Importance of the Equator and Prime Meridian in Geography
Besides acting as a convenient reference point, the Equatorial zone is essential for the health of the planet.
It covers almost 6% of the Earth from 0o to 10o north and south as a diverse band of vegetation wrapping the planet.
The dense vegetation absorbs vast amounts of carbon dioxide and exhales huge amounts of oxygen refreshing the atmosphere.
Initially there was debate around where to establish the Prime Meridian.

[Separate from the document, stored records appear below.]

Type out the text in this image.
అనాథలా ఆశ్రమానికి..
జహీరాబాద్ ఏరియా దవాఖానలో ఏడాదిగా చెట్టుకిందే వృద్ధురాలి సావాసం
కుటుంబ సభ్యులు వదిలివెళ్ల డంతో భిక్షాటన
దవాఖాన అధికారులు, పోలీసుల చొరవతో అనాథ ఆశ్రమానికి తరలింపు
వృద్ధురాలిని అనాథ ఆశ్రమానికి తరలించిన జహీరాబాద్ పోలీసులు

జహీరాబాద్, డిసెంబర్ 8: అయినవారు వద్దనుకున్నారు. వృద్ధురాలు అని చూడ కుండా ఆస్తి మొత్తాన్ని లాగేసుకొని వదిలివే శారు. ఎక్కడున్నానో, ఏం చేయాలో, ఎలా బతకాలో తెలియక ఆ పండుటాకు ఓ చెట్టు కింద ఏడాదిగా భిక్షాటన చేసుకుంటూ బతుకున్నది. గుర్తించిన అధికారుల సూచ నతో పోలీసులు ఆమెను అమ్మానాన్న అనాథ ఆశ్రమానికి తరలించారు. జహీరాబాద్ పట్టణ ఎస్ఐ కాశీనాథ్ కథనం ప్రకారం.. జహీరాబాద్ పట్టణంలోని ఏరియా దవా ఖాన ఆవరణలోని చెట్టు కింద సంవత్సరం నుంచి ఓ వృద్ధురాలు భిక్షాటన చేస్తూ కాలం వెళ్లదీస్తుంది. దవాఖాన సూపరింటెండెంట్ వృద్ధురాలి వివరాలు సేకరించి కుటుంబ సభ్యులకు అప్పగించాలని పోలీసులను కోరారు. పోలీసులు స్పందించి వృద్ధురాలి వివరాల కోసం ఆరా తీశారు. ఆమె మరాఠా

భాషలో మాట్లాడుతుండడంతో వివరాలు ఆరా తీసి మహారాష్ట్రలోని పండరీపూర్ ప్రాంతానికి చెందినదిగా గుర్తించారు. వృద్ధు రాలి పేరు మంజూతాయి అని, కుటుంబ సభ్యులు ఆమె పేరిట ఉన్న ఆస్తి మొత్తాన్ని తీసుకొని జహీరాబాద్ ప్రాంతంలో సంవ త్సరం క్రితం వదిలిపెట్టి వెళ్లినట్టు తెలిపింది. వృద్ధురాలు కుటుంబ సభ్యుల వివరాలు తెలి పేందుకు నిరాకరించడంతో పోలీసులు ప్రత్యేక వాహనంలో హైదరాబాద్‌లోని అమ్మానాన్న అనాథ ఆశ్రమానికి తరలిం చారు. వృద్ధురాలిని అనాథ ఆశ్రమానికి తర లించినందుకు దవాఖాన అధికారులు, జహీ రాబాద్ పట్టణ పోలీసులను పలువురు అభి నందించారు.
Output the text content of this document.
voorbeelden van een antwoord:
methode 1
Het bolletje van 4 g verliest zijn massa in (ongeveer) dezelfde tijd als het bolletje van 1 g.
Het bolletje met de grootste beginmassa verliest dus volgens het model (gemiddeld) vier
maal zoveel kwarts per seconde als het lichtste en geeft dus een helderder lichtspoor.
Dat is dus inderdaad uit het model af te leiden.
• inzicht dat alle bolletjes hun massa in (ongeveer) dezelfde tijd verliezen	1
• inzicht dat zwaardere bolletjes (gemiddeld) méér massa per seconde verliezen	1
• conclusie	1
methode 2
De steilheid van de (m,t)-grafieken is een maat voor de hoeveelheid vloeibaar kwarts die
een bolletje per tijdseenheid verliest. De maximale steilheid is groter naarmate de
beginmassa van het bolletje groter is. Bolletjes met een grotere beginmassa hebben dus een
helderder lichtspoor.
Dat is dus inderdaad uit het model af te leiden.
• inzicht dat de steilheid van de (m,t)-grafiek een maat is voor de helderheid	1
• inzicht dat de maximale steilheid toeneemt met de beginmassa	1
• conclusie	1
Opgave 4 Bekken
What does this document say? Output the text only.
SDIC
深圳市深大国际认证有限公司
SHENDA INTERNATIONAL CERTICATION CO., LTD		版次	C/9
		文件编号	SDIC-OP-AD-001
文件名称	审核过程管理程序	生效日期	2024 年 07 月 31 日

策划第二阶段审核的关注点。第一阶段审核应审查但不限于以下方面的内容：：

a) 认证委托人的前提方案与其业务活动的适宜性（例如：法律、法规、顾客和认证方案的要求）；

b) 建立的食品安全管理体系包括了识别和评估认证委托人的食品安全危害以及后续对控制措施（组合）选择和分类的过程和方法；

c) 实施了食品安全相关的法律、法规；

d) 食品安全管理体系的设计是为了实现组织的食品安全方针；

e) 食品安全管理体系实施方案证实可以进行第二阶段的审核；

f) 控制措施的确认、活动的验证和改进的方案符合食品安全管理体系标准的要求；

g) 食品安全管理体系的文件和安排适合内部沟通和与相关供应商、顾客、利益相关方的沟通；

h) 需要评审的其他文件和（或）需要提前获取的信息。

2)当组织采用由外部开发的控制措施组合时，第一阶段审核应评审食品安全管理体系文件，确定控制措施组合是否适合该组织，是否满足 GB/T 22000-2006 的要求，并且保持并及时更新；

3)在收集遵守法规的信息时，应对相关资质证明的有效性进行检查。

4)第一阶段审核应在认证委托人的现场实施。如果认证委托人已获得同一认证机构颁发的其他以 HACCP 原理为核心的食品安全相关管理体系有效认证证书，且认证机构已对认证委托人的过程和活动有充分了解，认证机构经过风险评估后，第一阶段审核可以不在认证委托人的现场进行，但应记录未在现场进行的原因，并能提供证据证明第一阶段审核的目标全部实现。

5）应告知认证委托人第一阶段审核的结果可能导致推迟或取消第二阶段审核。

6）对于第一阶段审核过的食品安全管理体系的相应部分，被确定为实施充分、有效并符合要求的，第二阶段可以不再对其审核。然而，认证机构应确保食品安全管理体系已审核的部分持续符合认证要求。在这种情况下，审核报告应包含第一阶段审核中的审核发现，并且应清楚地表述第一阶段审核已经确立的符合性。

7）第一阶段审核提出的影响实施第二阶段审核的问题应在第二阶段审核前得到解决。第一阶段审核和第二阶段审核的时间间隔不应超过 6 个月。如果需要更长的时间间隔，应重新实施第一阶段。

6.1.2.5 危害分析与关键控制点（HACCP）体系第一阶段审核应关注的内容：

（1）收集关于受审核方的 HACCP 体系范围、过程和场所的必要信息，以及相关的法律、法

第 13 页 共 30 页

Until 1884, everyone managed using local time.
Fact: Even with the Equator as a fixed-point, sea-borne navigators relied on the sun and the stars to navigate east or west.
An Important Consideration
There was the political question of borders and it was suggested placing it at 20o would avoid splitting the lucrative colonies of West Africa.
Greenwich was decided because their standardized time would have the best positive impact on the rapidly advancing steam powered transportation and manufacturing industries, which it did.
How are the Equator and Prime Meridian different?
The Equator and the Prime Meridian are two different lines that signify different things and have different orientations and geographic significance.
The Equator, an imaginary line halfway between the North and South Poles, divides the Earth’s surface into the northern and southern hemispheres.
However, the Prime Meridian divides the Earth into the eastern and western hemispheres.
Because of this, while both function as reference lines in our geographical coordinate system, they designate different axes within it.